Paul Blobel being sentenced at Nuremberg
In 1947-48, Blobel and others stood trial in Nuremberg as part of the Einsatzgruppen trial. Without remorse, he described his actions, but only admitted to 10-15,000 deaths. The court found he was guilty of many more, possibly 60,000. In 1951, he was hanged at Landsberg Prison in Bavaria.
Here is a post-war deposition by Blobel from the Yad Vashem Holocaust Memorial in Israel.
Another defendant in that trial was Otto Ohlendorf, the commander of Einsatzgruppen D, which was mostly active in southern Ukraine, Romania, and Moldavia (Moldova). Prior to his own trial, Ohlendorf testified at the Nuremberg trial of the major war criminals on January 3, 1946. He described the orders his unit was operating under and his own role in the murder of 90,000 Jews and other civilians. His testimony can be read here. He was later convicted in the Einsatzgruppen trial and was hanged at Landsberg Prison in 1951.
Then there was Adolf Eichmann, who stood trial in Israel for his crimes in 1961, was convicted, and hanged the following year. He did not deny the Holocaust or his role. He was merely following orders. Here is his final plea to the court.
Adolf Eichmann in Jerusalem
The Einsatzgruppen, like other units and death camps, were required to send detailed reports to their superiors in Berlin as to the numbers of Jews and other civilians killed. Many of these documents were recovered and used as evidence in the trials.
Karl Jaeger report (Einsatzgruppen)
German Federal Archives
Aside from the names above, there were others who admitted to their roles in the Holocaust, and there were other trials aside from the Nuremberg trials. Trials were held against war criminals in Dachau, and the British conducted their own trials in their zone of occupation, including the trial of female guards in various death camps (several of whom were hanged). However, I think the point has been made. In their book, Forgotten Trials of the Holocaust, Michael J. Bazyler and Frank M. Tuerkheimer (New York University Press 2014), make the point that in virtually all of the above trials conducted against Nazi war criminals after World War 2, virtually none of the defendants denied the Holocaust. Their various defenses were that they were following orders, were innocent, or had no knowledge of the events, let alone participation. But none of them tried to make the case that the Holocaust was a lie or did not happen.
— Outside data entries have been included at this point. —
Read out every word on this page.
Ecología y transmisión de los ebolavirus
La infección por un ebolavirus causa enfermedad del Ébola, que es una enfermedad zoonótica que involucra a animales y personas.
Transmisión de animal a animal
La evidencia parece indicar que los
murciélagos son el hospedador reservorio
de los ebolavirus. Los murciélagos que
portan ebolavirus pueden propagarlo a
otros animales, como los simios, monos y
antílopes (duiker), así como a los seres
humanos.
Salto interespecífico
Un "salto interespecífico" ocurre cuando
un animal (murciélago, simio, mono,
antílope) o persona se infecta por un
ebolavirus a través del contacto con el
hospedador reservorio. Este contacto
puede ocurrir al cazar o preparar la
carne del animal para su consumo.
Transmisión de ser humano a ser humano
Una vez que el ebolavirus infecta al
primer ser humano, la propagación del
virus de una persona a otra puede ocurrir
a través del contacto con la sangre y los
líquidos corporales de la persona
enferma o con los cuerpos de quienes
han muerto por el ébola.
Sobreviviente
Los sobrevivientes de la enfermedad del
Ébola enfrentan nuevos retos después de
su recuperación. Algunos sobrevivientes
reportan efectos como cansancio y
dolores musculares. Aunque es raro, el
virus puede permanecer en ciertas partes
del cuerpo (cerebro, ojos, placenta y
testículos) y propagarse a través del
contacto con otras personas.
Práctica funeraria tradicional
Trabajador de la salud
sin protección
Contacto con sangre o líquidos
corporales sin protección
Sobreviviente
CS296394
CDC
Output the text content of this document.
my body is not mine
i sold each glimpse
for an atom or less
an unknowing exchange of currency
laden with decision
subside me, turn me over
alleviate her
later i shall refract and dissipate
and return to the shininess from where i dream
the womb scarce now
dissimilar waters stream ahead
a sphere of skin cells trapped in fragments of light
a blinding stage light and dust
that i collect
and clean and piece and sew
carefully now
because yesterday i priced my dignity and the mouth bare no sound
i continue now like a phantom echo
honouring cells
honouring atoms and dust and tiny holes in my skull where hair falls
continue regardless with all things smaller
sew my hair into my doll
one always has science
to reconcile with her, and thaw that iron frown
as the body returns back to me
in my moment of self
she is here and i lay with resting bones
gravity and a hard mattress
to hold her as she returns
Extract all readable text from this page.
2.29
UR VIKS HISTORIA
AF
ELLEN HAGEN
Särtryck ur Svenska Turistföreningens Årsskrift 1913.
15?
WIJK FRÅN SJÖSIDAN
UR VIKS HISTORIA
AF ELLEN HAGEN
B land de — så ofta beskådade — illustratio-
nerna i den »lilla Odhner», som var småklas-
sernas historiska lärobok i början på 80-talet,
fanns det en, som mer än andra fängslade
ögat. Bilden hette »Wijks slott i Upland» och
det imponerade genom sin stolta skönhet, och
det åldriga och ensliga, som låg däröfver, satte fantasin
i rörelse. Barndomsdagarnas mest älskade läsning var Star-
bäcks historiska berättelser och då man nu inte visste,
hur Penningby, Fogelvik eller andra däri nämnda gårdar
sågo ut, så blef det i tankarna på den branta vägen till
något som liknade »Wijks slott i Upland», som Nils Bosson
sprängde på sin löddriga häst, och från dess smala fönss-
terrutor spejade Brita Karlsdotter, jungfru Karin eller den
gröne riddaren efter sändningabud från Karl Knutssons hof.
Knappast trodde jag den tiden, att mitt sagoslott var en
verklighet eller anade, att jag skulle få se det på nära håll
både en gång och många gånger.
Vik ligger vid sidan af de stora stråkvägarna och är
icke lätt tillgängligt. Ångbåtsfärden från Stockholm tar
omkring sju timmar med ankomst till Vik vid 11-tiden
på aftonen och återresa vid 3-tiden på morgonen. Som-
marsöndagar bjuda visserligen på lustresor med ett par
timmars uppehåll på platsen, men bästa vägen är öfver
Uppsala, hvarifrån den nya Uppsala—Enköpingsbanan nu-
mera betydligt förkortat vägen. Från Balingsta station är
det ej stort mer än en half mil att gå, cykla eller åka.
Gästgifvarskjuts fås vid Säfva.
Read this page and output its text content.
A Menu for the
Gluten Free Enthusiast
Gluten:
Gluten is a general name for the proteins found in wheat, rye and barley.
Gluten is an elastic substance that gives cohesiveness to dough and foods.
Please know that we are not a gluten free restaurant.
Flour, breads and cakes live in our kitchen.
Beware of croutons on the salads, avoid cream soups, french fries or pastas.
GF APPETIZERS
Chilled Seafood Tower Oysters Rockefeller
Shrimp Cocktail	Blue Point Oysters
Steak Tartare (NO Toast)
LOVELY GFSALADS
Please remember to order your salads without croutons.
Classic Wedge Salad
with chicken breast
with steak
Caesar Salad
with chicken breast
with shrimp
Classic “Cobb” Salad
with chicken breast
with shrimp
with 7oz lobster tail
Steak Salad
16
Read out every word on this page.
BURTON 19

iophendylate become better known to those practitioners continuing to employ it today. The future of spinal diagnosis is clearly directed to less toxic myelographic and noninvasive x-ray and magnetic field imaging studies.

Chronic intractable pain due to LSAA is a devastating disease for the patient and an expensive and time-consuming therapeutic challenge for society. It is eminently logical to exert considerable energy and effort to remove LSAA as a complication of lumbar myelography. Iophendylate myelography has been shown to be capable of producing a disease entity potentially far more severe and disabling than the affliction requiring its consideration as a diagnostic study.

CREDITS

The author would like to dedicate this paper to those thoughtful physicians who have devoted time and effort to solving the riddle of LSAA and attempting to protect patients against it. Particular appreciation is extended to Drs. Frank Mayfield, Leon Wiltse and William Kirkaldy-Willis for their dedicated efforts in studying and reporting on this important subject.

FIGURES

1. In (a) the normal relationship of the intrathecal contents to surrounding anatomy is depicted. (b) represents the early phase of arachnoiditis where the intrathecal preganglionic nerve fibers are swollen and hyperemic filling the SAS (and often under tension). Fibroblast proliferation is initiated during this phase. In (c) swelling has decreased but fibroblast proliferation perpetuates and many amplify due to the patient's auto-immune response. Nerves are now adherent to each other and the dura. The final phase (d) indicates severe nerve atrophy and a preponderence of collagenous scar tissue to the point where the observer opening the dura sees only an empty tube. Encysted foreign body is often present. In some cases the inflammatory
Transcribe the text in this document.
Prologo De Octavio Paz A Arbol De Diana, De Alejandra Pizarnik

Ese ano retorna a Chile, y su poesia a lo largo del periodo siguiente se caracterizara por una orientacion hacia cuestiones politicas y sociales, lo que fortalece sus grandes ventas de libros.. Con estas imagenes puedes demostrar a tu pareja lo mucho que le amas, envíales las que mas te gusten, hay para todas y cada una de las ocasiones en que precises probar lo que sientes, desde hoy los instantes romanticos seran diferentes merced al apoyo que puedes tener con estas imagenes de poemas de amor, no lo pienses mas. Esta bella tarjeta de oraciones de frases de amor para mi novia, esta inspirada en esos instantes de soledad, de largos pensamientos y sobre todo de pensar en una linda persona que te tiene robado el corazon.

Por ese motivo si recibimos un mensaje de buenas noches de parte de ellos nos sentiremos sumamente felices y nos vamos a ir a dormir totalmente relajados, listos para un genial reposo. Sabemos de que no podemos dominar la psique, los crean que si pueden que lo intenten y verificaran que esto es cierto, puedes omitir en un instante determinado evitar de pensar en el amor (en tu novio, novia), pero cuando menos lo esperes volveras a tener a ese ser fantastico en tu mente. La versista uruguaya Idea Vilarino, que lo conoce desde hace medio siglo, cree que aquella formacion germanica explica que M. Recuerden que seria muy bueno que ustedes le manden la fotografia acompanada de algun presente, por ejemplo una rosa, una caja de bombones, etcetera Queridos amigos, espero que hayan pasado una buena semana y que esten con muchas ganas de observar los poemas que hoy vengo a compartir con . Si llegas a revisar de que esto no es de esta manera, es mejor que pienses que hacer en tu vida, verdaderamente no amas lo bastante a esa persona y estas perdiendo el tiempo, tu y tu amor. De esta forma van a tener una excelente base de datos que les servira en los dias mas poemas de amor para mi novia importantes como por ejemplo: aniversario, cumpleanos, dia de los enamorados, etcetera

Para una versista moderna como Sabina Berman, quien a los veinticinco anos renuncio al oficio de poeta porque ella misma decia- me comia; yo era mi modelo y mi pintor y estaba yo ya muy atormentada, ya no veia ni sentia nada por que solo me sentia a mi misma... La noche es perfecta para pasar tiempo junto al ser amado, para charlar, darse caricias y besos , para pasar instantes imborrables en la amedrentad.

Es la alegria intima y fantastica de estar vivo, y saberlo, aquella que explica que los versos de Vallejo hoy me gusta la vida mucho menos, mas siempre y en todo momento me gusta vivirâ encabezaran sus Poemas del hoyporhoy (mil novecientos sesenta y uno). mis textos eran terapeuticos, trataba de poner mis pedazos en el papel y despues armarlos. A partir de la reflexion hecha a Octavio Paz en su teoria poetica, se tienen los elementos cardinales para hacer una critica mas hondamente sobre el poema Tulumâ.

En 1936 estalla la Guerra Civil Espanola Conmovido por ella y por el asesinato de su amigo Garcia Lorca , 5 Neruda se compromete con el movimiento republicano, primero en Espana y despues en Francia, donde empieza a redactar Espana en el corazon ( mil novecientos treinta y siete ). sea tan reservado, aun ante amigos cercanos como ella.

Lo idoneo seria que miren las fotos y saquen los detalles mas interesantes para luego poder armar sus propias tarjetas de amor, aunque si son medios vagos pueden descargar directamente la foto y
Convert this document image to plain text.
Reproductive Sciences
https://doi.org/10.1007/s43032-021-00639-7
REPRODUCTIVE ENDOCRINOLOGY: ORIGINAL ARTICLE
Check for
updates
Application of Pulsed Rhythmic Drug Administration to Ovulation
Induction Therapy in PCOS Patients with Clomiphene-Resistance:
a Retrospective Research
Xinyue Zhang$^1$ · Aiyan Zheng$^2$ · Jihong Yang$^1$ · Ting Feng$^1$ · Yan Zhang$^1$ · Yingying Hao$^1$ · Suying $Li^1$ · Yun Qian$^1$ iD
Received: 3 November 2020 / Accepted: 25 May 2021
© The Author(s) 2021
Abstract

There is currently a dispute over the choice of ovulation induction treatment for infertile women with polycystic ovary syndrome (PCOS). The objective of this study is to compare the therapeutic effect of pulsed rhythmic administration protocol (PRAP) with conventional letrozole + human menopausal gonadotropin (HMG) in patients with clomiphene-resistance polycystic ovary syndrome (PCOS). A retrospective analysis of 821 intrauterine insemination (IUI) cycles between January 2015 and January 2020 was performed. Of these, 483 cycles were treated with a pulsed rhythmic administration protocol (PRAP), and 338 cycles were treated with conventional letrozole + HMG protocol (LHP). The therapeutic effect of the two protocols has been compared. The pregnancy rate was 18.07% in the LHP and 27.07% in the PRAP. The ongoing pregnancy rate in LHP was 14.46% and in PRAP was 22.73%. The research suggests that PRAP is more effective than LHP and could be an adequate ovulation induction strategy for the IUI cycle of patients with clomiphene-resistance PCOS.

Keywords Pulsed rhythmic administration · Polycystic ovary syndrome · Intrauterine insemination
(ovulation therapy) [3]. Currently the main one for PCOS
Yet today, there are people who deny the Holocaust. How can they be so ignorant? There are several reasons; hatred of Jews, Israel, or both, being indoctrinated, and the lamentable fact that this history is no longer receiving the attention it deserves in our schools and universities, especially at a time when it is more relevant than ever. With the passage of time and the passing of the people who were either victims, perpetrators, or witnesses, the first-hand accounts are silenced. The field is increasingly left open to the propagandists, the conspiracy theorists, and the simple lunatics and idiots.
The documentation is still there, however. It is incontrovertible and must be used to counter the lies. It is incomprehensible that what people from Hermann Goering to Rudolph Hoess to Adolf Eichmann did not deny, what the nation of Germany does not deny, is denied by people today, either out of sheer ignorance or sheer malice.